Late last fall, as chair of the AAMC's VA-Deans Liaison Committee, I testified before the House Committee on Veterans Affairs, Subcommittee on Health, on a proposed physician compensation reform bill. Recognizing the lack of competitiveness in VA salaries, and especially in specialty pay, which has not increased at the VA since 1991, the Bush administration's proposal is to benchmark VA physician salaries to the 50th percentile of the AAMC's associate professor salary and incorporate performance-based pay as well as geographic, specialty, and productivity measures to bring VA physicians' salaries in line with those in the non-federal workplace.

What's not to like? While the AAMC is supportive of increasing salaries of VA physicians, we don't believe it goes far enough. Benchmarking to the 75th percentile of the AAMC's associate professor salary level would increase salaries for over 99 percent of all VA physicians and would, we believe, better ensure the VA remains on the cutting edge of medicine, able to compete for the best and brightest physicians.

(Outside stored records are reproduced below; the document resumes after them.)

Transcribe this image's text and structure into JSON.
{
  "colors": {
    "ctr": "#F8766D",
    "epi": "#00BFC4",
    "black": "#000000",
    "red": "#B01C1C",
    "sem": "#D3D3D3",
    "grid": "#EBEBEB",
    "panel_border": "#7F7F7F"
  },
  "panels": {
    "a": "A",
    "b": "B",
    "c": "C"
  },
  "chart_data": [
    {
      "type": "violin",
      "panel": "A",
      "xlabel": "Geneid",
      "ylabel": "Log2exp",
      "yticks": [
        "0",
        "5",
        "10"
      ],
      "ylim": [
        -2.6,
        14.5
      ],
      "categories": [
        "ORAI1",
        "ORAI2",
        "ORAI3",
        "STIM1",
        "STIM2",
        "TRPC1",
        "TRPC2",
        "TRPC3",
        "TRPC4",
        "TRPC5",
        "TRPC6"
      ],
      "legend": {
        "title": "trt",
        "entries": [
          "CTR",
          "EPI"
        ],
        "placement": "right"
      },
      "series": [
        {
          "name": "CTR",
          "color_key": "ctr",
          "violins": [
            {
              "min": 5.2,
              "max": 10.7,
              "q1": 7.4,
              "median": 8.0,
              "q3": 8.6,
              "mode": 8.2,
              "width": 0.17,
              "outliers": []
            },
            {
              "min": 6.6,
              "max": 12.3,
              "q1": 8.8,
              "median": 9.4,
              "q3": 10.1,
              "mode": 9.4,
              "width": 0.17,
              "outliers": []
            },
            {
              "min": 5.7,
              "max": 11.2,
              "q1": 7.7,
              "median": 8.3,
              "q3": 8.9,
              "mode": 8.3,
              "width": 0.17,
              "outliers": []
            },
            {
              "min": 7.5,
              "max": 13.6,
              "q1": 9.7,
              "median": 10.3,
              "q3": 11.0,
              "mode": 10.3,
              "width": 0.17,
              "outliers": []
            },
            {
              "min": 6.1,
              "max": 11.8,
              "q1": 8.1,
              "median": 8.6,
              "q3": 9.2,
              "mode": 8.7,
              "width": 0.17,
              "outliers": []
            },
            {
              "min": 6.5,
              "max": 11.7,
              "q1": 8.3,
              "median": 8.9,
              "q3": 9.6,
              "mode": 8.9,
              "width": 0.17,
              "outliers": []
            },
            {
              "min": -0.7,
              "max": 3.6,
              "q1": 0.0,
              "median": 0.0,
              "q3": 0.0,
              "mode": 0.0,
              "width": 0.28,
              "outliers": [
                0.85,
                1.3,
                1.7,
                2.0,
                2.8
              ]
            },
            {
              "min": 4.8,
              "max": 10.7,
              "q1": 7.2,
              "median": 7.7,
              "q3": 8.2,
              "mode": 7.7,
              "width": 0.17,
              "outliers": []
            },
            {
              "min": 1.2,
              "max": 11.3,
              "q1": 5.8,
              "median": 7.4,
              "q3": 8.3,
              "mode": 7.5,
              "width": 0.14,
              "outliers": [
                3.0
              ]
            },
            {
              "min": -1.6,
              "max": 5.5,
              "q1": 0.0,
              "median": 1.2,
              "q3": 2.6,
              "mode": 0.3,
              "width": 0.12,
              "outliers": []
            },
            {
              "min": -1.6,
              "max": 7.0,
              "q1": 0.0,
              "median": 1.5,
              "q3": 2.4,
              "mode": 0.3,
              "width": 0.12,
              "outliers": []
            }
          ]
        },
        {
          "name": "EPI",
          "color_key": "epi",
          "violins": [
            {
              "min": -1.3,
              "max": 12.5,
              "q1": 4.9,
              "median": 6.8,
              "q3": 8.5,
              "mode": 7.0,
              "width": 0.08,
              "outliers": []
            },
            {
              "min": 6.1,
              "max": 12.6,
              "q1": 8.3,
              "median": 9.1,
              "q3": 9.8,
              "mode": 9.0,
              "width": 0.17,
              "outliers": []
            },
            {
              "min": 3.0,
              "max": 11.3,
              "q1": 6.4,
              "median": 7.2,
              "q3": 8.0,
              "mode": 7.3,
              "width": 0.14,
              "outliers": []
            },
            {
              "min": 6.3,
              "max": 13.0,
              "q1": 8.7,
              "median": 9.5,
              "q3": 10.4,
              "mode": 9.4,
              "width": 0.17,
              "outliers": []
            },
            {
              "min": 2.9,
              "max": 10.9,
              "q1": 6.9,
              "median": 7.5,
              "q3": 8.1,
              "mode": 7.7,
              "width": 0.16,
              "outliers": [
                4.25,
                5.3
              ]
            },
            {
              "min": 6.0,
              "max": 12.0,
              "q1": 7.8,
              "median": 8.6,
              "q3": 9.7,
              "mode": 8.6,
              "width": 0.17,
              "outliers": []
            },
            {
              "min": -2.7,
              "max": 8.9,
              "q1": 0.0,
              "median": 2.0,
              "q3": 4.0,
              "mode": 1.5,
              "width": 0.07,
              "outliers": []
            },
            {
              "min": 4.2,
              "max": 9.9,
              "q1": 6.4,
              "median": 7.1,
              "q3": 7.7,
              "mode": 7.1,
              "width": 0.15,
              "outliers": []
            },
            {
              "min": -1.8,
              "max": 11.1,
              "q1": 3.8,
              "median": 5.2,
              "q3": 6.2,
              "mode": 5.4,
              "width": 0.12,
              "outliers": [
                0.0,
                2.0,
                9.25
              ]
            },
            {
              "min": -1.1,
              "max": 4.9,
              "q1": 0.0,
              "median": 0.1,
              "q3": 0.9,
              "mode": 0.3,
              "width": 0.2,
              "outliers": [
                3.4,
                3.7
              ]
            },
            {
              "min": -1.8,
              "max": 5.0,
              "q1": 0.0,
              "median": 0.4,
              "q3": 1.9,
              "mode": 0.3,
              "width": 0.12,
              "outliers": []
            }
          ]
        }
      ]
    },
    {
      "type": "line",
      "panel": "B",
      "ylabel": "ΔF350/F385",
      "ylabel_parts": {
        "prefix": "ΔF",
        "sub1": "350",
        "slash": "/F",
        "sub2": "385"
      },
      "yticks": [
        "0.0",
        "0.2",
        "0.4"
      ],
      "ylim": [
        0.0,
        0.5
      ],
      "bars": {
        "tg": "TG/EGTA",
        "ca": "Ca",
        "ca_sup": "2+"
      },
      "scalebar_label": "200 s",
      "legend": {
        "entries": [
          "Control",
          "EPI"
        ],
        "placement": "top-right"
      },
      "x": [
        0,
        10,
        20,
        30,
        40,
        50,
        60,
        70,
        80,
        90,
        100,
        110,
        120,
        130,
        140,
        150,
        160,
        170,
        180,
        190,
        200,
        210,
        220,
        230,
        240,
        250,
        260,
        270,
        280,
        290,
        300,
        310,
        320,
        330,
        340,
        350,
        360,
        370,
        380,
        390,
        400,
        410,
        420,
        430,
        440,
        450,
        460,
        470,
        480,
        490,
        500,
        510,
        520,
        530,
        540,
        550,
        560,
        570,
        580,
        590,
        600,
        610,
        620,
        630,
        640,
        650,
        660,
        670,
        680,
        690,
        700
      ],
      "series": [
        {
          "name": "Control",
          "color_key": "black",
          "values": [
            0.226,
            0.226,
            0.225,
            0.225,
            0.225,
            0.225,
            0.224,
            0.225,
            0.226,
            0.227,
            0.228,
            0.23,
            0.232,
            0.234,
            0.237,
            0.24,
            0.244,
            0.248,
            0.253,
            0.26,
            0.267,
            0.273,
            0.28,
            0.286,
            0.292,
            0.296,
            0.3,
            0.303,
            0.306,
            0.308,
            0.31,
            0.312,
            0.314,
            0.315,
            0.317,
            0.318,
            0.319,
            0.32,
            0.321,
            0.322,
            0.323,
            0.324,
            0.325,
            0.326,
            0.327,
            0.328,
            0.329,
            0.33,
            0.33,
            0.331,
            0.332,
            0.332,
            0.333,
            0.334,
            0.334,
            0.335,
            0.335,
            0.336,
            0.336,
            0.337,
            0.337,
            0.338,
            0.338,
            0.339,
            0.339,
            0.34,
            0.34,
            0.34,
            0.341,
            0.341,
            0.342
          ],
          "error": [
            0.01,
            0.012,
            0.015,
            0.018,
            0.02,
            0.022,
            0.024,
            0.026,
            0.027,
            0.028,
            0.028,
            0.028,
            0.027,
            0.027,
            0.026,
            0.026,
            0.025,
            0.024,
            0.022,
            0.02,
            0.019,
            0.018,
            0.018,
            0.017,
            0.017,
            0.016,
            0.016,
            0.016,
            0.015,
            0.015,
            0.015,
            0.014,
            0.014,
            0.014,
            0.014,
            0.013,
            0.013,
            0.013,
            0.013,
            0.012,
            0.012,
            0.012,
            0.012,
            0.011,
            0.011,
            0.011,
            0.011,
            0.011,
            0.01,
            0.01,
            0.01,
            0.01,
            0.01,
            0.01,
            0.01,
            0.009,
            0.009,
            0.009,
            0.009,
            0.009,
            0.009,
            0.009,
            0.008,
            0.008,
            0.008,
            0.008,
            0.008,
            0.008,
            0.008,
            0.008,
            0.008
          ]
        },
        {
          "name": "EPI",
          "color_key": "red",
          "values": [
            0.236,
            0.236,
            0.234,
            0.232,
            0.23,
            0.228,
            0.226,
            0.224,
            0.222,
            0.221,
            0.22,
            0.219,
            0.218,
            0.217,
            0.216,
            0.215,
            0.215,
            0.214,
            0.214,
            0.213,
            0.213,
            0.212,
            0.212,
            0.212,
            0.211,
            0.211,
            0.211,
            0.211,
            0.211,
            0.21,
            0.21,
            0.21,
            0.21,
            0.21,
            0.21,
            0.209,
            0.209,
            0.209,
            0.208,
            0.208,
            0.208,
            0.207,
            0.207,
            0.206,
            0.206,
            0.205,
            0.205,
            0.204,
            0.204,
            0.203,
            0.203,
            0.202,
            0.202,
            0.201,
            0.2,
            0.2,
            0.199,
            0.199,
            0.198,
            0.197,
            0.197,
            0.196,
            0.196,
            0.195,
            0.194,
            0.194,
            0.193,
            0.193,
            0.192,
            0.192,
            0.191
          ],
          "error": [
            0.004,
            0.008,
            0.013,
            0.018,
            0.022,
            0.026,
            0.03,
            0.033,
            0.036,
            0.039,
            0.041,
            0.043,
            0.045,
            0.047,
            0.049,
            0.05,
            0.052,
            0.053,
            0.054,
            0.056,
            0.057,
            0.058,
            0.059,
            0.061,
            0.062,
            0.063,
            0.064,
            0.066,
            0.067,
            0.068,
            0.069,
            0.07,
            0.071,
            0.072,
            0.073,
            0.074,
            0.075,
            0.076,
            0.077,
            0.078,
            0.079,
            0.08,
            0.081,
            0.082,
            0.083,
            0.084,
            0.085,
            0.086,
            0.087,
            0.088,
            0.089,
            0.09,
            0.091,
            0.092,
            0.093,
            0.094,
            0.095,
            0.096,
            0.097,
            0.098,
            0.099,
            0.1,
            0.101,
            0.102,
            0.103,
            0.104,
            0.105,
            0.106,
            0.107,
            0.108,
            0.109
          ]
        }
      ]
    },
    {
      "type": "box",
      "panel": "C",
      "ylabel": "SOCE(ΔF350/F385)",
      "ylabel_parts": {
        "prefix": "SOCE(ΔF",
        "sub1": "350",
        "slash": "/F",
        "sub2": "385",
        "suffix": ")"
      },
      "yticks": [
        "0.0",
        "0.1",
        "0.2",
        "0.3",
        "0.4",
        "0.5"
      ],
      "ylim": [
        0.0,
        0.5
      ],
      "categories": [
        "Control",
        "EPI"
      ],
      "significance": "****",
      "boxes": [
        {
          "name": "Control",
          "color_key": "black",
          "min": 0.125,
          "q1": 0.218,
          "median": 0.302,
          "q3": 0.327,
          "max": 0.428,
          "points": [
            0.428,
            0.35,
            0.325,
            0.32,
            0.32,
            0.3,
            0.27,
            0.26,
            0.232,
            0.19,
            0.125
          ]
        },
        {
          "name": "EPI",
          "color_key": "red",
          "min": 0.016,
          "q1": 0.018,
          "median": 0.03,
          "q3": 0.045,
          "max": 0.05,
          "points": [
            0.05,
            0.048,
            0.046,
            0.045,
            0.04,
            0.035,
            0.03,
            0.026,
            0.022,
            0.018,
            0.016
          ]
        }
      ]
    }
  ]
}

The AAMC also believes that there should be no steps taken to prohibit VA chiefs of staff from receiving any compensation from an affiliated medical school. Doubtless this part of the proposal was intended to emphasize the need for chiefs of staff to function as the VA's independent representatives without conflicts of interest - as they should. But since chiefs of staff generally do not make business decisions for the VA, academic affiliations - and related compensation - should not cause unmanageable conflicts of interest.

On the contrary, as the primary liaison between the VA and the medical school (often holding the title of associate dean), it is essential chiefs of staff have strong academic credentials and credibility. It's also essential that the VA have at its disposal all the incentives possible to recruit the most qualified individuals possible to pursue such a leadership position.

In short, the AAMC is one of the biggest supporters of the VA and of the Department of Veterans Affairs Health Care Personnel Enhancement Act. We hope to see it be more, not less. We argue that case in honor of our nation's heroes and of an affiliation agreement that has resulted in better care for the nation's veterans and, through research and an enhanced academic environment, for all our citizens.